Weil sie ihre kleine Tochter in eine Hundebox gesperrt und mit einem Elektrohalsband gequält haben soll, muss sich eine 44-jährige Mutter aus Burgwedel vor dem Landgericht Hannover verantworten. Der Prozess hat am Montag begonnen. Die Frau soll zwischen August 2016 und September 2017 ihr ältestes Kind mehrmals körperlich misshandelt haben, um vermeintlich fehlerhaftes Verhalten der damals Sechs- beziehungsweise Siebenjährigen zu sanktionieren, wie das Gericht mitteilte.

Unter anderem wirft die Staatsanwaltschaft der Angeklagten vor, die Tochter in der gemeinsamen Wohnung über Nacht in die verschlossene Transportbox für Hunde eingesperrt zu haben. (Az.: 31 KLs 6/19) Nach Angaben von Sprecher Thomas Klinge soll die Tortur stundenlang gedauert haben, die Box sei mitunter auch verschlossen worden. „Diese drastischen Maßnahmen ergriff die Angeklagte immer dann, wenn die Tochter nach ihrer Auffassung nicht gut genug oder frech war“, sagt Klinge

Kindesmisshandlung mit Peitsche, Gürtel und Halsband

Darüber hinaus habe die Frau das Mädchen gezwungen, ein elektrisches Hundehalsband zu tragen. Diese sogenannten Erziehungshalsbänder haben die Funktion, Welpen mit leichten Stromstößen zu trainieren; sie sind nach deutschem Tierschutzrecht verboten.

Die Staatsanwaltschaft wirft der 44-Jährigen darüber hinaus vor, das Kind in einem Wald ausgesetzt sowie mit einer Peitsche, einem Ledergürtel und Holzstücken geschlagen zu haben.

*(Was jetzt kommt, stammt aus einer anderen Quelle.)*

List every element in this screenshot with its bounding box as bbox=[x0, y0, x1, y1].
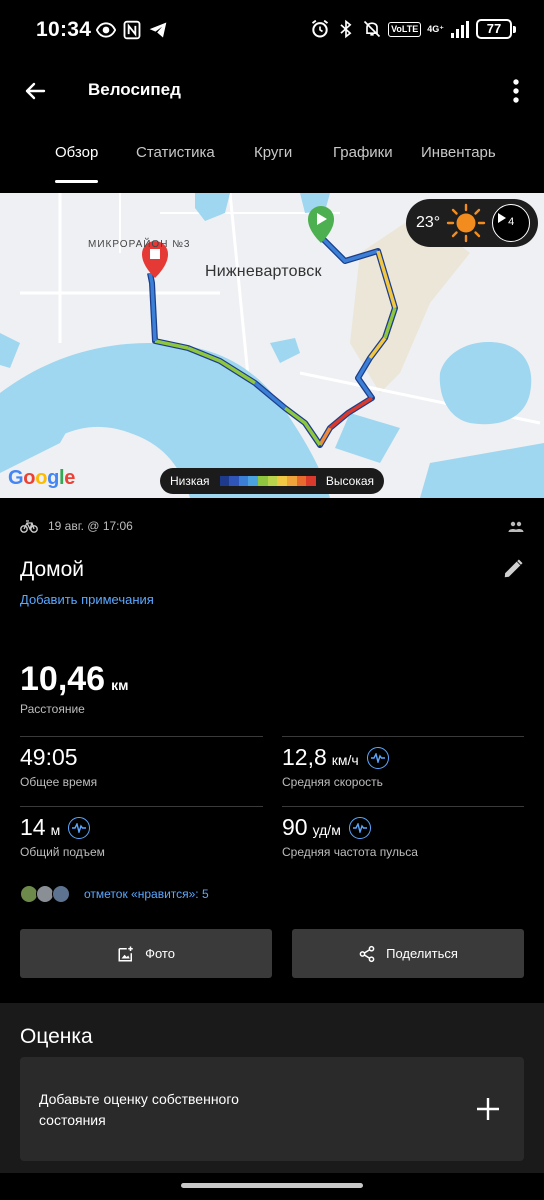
distance-value: 10,46 км bbox=[20, 660, 128, 699]
rating-section: Оценка Добавьте оценку собственного сост… bbox=[0, 1003, 544, 1173]
back-button[interactable] bbox=[18, 74, 52, 108]
legend-low: Низкая bbox=[170, 474, 210, 488]
page-title: Велосипед bbox=[88, 80, 181, 99]
signal-icon bbox=[451, 21, 469, 38]
stat-label: Средняя частота пульса bbox=[282, 845, 418, 859]
nfc-icon bbox=[123, 20, 141, 40]
heatmap-legend: Низкая Высокая bbox=[160, 468, 384, 494]
legend-gradient bbox=[219, 476, 316, 486]
tab-bar: Обзор Статистика Круги Графики Инвентарь bbox=[0, 138, 544, 184]
avatar bbox=[52, 885, 70, 903]
wind-icon: 4 bbox=[492, 204, 531, 242]
route-map[interactable]: МИКРОРАЙОН №3 Нижневартовск 23° 4 Google… bbox=[0, 193, 544, 498]
tab-graphs[interactable]: Графики bbox=[333, 144, 393, 161]
status-icons-left bbox=[96, 20, 168, 40]
stat-label: Общее время bbox=[20, 775, 98, 789]
volte-badge: VoLTE bbox=[388, 21, 422, 37]
stat-value: 90 bbox=[282, 814, 308, 840]
stat-elevation-gain: 14 м Общий подъем bbox=[20, 814, 105, 859]
battery-indicator: 77 bbox=[476, 19, 516, 39]
eye-icon bbox=[96, 22, 116, 38]
distance-number: 10,46 bbox=[20, 660, 106, 698]
divider bbox=[282, 806, 524, 807]
rating-card[interactable]: Добавьте оценку собственного состояния bbox=[20, 1057, 524, 1161]
divider bbox=[20, 736, 263, 737]
telegram-icon bbox=[149, 22, 167, 38]
share-icon bbox=[359, 945, 375, 962]
photo-button[interactable]: Фото bbox=[20, 929, 272, 978]
legend-high: Высокая bbox=[325, 474, 374, 488]
activity-meta: 19 авг. @ 17:06 bbox=[20, 519, 133, 533]
network-type: 4G⁺ bbox=[427, 23, 444, 34]
stat-value: 12,8 bbox=[282, 744, 327, 770]
district-label: МИКРОРАЙОН №3 bbox=[88, 239, 191, 250]
bluetooth-icon bbox=[340, 19, 352, 39]
likes-count[interactable]: отметок «нравится»: 5 bbox=[84, 887, 209, 901]
add-note-link[interactable]: Добавить примечания bbox=[20, 592, 154, 607]
tab-indicator bbox=[55, 180, 98, 183]
tab-gear[interactable]: Инвентарь bbox=[421, 144, 496, 161]
stat-unit: км/ч bbox=[331, 752, 359, 768]
more-options-button[interactable] bbox=[502, 74, 530, 108]
share-button[interactable]: Поделиться bbox=[292, 929, 524, 978]
stat-value: 49:05 bbox=[20, 744, 78, 770]
more-vert-icon bbox=[513, 79, 519, 103]
pulse-icon[interactable] bbox=[348, 816, 371, 839]
alarm-icon bbox=[312, 19, 329, 38]
stat-value: 14 bbox=[20, 814, 46, 840]
photo-button-label: Фото bbox=[145, 946, 175, 961]
tab-laps[interactable]: Круги bbox=[254, 144, 292, 161]
stat-label: Средняя скорость bbox=[282, 775, 383, 789]
bike-icon bbox=[20, 520, 38, 533]
rating-card-text: Добавьте оценку собственного состояния bbox=[39, 1091, 239, 1128]
tab-statistics[interactable]: Статистика bbox=[136, 144, 215, 161]
divider bbox=[282, 736, 524, 737]
distance-unit: км bbox=[111, 677, 129, 693]
plus-icon[interactable] bbox=[474, 1095, 502, 1123]
home-indicator[interactable] bbox=[181, 1183, 363, 1188]
city-label: Нижневартовск bbox=[205, 263, 322, 280]
stat-unit: м bbox=[50, 822, 61, 838]
status-icons-right: VoLTE 4G⁺ 77 bbox=[310, 19, 516, 39]
add-photo-icon bbox=[118, 946, 133, 961]
tab-overview[interactable]: Обзор bbox=[55, 144, 98, 161]
stat-total-time: 49:05 Общее время bbox=[20, 744, 97, 789]
divider bbox=[20, 806, 263, 807]
likes-row[interactable]: отметок «нравится»: 5 bbox=[20, 885, 209, 903]
share-button-label: Поделиться bbox=[386, 946, 458, 961]
pulse-icon[interactable] bbox=[68, 816, 91, 839]
people-icon[interactable] bbox=[508, 521, 524, 533]
pencil-icon[interactable] bbox=[502, 558, 524, 580]
arrow-left-icon bbox=[25, 82, 46, 100]
sun-icon bbox=[447, 203, 486, 243]
pulse-icon[interactable] bbox=[366, 746, 389, 769]
wind-speed: 4 bbox=[508, 216, 515, 228]
weather-badge: 23° 4 bbox=[406, 199, 538, 247]
temperature: 23° bbox=[416, 214, 441, 231]
google-logo: Google bbox=[8, 467, 76, 489]
stat-avg-heart-rate: 90 уд/м Средняя частота пульса bbox=[282, 814, 418, 859]
stat-label: Общий подъем bbox=[20, 845, 105, 859]
status-bar: 10:34 VoLTE 4G⁺ 77 bbox=[0, 0, 544, 62]
status-time: 10:34 bbox=[36, 18, 92, 41]
stat-unit: уд/м bbox=[312, 822, 341, 838]
stat-avg-speed: 12,8 км/ч Средняя скорость bbox=[282, 744, 389, 789]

Die Anklage lautet auf schwere Misshandlung von Schutzbefohlenen.

Mutter erzählt vom Leben mit Tochter

Zum Auftakt schilderte die Mutter, die auch noch eine vierjährige Tochter hat, ausführlich ihren Lebensweg. Ihre große Tochter habe sich häufig Geschichten ausgedacht, die nicht stimmten, sagte die Angeklagte, die selbst bei Pflegeeltern aufgewachsen ist. Der Vater des Mädchens lebte nicht bei der Familie, soll aber in einem Fall das weinende, nur in Unterwäsche bekleidete Kind aus der verschlossenen Metallbox befreit haben. Gegen den Mann wird gesondert ermittelt. Beide Mädchen wurden nach Bekanntwerden der Vorwürfe vom Jugendamt in Obhut genommen.

Laut Anklage hat das heute neunjährige Opfer eine stark ausgeprägte Bindungsstörung infolge der seelischen Leiden.